SIM Card Re-Registration Ends Today; Millions Risk Disconnection

Millions of Ghanaians risk disconnection of their SIM cards by Mobile Network Operators beginning Saturday, October 1, 2022, barring any last-minute intervention by the National Communications Authority (NCA).

This is because today, Friday, September 30, 2022, marks the end of the extension of the deadline for the SIM card re-registration exercise.

This means all unregistered SIM cards cannot be used to make calls and access internet data services after today.

The exercise, which began in October 2021, has faced a number of challenges, including low turnout, malfunctioning of registration machines and the inability of applicants to acquire the Ghana card.

Initially scheduled to end on March 31, 2022, the re-registration exercise was extended by four months, then later to September ending.

There have been calls by individuals and groups for the deadline to further be extended or the exercise be made ongoing to allow all Ghanaians to register.

To ensure compliance, the NCA, on September 5, 2022, introduced a raft of punitive measures against subscribers who have failed to register their SIM cards.

Outgoing calls and data services for a sequential batch of numbers were blocked for two days weekly on a rotational basis.

The directive, however, received backlash from individuals and groups, including political parties, with the opposition National Democratic Congress (NDC), describing the directive as unlawful.
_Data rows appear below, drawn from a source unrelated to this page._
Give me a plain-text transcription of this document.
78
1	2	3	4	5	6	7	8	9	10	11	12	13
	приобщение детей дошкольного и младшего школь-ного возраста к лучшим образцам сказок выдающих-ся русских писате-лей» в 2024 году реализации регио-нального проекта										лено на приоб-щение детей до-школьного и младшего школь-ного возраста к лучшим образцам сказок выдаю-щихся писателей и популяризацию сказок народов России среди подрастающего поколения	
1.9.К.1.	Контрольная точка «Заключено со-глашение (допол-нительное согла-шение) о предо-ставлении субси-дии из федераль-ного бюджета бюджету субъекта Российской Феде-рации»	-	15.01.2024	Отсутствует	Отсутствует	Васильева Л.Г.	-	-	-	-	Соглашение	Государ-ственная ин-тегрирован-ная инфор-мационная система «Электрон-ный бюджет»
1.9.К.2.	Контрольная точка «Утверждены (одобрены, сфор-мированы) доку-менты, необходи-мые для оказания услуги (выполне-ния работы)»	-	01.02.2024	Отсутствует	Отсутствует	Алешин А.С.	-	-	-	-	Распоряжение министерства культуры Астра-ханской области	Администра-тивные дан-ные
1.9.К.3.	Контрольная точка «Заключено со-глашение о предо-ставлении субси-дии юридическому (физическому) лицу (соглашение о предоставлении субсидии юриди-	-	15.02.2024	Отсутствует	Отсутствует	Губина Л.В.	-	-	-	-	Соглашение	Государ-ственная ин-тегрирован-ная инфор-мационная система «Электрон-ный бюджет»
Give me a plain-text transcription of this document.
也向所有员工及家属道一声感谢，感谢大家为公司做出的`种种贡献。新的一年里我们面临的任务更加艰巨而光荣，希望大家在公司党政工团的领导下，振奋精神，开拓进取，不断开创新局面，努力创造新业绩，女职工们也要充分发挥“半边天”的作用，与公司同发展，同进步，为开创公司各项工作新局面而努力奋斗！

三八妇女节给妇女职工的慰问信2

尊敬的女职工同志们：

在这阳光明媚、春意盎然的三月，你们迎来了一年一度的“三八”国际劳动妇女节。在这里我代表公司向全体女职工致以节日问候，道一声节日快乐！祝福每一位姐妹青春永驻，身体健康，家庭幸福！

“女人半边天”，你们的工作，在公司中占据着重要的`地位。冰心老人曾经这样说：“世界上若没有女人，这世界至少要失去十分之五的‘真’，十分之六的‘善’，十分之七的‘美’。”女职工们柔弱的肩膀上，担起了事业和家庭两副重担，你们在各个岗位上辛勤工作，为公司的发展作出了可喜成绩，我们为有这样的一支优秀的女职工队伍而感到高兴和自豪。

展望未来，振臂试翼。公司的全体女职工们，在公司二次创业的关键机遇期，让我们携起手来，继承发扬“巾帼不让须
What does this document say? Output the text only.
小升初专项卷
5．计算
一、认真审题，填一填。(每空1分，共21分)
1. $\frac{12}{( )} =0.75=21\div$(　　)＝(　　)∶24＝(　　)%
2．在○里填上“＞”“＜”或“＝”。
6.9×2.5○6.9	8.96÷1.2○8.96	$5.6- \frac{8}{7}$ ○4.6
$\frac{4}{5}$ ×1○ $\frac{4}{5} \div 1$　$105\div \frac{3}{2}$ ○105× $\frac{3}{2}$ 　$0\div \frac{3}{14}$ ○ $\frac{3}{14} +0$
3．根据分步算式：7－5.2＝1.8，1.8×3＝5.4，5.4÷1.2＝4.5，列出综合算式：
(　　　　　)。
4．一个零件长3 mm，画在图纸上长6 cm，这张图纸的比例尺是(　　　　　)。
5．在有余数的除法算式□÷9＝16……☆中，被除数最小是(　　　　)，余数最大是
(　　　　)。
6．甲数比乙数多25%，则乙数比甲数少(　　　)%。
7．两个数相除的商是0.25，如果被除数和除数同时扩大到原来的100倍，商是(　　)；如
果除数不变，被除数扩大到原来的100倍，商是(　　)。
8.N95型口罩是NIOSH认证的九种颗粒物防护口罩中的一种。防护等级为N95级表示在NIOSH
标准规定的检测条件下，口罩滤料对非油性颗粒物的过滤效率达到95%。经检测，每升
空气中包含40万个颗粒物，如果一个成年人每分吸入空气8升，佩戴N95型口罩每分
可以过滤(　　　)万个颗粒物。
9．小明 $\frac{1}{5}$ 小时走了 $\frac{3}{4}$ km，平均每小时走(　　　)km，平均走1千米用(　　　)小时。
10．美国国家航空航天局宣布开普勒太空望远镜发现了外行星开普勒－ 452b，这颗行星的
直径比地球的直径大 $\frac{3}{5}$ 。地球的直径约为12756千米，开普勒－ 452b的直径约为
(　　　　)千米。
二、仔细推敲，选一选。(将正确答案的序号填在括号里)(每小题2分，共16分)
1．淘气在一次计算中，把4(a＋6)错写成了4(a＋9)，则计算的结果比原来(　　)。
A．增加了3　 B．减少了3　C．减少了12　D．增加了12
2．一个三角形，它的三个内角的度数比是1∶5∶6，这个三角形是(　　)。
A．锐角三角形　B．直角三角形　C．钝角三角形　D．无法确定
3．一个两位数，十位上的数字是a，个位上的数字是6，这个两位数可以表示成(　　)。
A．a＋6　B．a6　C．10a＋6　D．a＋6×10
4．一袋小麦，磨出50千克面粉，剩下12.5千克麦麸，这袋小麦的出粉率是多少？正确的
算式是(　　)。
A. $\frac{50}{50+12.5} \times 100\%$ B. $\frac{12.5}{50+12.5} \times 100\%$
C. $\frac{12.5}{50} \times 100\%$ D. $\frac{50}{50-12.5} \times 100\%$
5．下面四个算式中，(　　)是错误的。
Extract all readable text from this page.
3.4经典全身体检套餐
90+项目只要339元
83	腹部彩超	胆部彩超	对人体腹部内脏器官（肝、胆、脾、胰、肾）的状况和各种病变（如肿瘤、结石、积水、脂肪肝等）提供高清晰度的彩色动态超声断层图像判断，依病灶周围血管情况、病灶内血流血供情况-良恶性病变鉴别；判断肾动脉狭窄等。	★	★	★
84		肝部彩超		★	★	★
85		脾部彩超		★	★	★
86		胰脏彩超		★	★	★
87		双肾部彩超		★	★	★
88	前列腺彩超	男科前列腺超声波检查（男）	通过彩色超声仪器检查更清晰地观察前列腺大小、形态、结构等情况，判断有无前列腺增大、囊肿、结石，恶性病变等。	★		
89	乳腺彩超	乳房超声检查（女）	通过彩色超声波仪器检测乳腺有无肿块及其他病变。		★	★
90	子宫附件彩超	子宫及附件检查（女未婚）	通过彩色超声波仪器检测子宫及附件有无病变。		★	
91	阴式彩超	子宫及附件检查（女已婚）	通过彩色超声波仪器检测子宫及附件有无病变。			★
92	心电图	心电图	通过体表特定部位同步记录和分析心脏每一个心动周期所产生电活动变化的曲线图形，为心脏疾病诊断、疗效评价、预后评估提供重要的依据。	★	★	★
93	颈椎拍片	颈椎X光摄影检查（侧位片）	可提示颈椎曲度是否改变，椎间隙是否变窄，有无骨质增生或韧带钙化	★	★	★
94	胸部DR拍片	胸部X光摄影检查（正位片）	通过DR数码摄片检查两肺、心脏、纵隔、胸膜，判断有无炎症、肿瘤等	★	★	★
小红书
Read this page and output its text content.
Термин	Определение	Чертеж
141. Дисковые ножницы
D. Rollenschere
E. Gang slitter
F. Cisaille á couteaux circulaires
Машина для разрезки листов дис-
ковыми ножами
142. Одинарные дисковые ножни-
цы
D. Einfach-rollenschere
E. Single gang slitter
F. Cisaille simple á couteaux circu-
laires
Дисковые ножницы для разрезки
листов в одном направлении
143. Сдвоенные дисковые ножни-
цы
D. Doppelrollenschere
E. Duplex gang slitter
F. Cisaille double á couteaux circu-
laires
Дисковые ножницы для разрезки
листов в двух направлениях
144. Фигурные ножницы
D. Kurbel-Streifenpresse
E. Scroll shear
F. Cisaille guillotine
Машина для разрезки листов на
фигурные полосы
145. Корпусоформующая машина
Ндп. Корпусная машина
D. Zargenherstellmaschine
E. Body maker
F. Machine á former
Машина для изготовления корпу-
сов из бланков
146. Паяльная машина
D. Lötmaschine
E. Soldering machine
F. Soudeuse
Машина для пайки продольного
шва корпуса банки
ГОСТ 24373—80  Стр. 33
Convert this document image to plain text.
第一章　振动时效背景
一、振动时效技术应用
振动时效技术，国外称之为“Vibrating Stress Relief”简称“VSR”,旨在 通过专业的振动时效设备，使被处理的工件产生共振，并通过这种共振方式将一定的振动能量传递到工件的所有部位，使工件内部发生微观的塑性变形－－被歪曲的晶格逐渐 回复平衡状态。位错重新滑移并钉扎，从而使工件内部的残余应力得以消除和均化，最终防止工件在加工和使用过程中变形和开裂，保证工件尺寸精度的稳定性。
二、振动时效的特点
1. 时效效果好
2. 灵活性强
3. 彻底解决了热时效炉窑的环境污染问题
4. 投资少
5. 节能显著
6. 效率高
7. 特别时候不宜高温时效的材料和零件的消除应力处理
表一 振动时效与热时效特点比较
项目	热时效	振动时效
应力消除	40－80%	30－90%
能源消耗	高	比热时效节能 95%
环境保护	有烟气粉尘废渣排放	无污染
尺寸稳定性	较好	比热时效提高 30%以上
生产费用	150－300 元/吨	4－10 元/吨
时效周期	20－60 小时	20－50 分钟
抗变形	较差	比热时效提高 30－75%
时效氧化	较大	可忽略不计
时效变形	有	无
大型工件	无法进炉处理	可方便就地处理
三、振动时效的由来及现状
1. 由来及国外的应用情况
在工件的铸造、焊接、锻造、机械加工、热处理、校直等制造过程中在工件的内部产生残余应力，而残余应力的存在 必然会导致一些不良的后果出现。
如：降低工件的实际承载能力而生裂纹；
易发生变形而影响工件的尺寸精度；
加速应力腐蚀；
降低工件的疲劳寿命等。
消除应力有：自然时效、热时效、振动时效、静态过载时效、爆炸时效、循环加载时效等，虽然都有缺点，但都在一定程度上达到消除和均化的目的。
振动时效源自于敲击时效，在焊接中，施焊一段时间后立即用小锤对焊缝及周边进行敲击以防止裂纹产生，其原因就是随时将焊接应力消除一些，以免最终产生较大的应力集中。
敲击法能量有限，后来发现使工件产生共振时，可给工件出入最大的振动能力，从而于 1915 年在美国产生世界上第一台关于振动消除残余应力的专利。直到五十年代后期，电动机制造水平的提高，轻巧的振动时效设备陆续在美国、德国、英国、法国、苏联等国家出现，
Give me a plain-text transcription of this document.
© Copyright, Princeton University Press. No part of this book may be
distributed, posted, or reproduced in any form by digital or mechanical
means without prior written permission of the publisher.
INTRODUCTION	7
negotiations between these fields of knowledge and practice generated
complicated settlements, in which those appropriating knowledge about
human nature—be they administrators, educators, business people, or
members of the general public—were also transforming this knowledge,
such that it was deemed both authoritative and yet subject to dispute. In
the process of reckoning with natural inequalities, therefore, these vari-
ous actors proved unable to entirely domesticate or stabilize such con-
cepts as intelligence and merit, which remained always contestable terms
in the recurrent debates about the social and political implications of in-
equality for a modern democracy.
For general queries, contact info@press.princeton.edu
With many facing challenges in acquiring the Ghana Card, which is the sole identification document for the re-registration of the SIM cards, many subscribers are likely to be disconnected.

Early this month (September), the National Identification Authority said, about two million eligible Ghanaians were yet to register for their Ghana cards.

The NIA added that it would not be able to register all eligible persons in time for the deadline for the SIM card re-registration.

“There is no way that NIA can register those people. It is technically physically impossible.

“We had said way back in March that it was impossible. I have said it is like expecting a maiden to make a baby every three months. That is not how the physical and logistical system has been designed to respond. We cannot do that,” Professor Kenneth Attafuah, Executive Secretary of the NIA said at a news conference.

With the NCA insisting that it would not extend the deadline, the fate of those yet to re-register their sim cards seems to hang in the balance.

Meanwhile, nine persons have dragged the NCA to court over its directives on the SIM card re-registration.